Review By Robert Snyder


Not many filmmakers do crying better than Nancy Meyers.

The writer/director/co-producer had Diane Keaton’s playwright character cry the actress to a fourth  Oscar nomination  in 2003’s  “Something’s Gotta Give.” And, boy, did she cry... a lot and long, motivating her to compose a hit Broadway comedy.

For her recently-released film, “The Holiday,” Meyers has a running gag about crying. American movie trailer maker Amanda (Cameron Diaz) can’t cry, though she can and does punch unfaithful live-in boyfriend Ethan (Edward Burns) in the nose, twice. British journalist Iris (Kate Winslet) cries all the time, especially when unrequited love object, Jasper (Rufus Seawell), cheats on her…even secretly planning an engagement to another.

However, Graham (Jude Law) is an admitted chronic weeper. He’s the brother of Iris, often sleeping on the couch in her cozy cottage in Surrey, England. One night, he “meets cute” with Amanda, who’s there because she exchanged homes for the Christmas holiday with Iris, both women sharing the need to escape boyfriend problems. Now living in the ultra modern Los Angeles estate of the trailer maker, Iris learns about the concept of  “meeting cute” from legendary, but aging screenwriter Arthur (scene stealer Eli Wallach), a neighbor of Amanda’s LA palace.
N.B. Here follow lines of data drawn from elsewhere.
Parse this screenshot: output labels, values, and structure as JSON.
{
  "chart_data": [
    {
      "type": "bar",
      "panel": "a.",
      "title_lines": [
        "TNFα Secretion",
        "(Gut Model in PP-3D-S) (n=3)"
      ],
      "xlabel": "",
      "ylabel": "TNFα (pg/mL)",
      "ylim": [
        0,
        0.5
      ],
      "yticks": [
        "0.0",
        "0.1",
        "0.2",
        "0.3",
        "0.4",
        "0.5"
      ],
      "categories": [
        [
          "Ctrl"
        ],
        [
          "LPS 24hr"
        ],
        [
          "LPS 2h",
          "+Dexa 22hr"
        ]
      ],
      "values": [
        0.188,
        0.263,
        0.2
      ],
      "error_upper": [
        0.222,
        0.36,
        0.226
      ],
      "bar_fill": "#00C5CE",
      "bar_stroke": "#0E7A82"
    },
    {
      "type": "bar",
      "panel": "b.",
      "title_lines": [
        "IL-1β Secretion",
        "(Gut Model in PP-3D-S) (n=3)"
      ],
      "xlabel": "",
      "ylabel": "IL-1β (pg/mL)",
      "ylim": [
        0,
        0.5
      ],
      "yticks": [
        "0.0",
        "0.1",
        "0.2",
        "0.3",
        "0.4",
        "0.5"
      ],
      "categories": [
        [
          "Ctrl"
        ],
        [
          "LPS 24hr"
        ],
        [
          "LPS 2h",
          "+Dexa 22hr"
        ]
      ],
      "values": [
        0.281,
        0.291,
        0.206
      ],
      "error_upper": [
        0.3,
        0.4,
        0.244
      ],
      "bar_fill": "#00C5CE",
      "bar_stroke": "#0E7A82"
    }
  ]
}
Conceptually complex, “The Holiday” is not Meyer’s best movie. Part of the problem is that Diaz in the role usually reserved for the now-too-old Keaton tries very hard to be funny, but misses succeeding as her successor did. Her best moment is at the end when she finally gets the waterworks running. Winslet acts up a hurricane, but also is no comedian. Her big scene is her eventual liberation from Jasper... cathartic, yet not comic. Law is smooth, slick and sexy. The only real comedian, Jack Black, as Iris’s American love interest, Miles, is so restrained that his renowned wildness seems confined to a straightjacket.

A bit long, “The Holiday” is nonetheless fine film fluff for the, well, holidays. But those expecting “Something’s Gotta Give” greatness may find themselves reduced to tears of disappointment.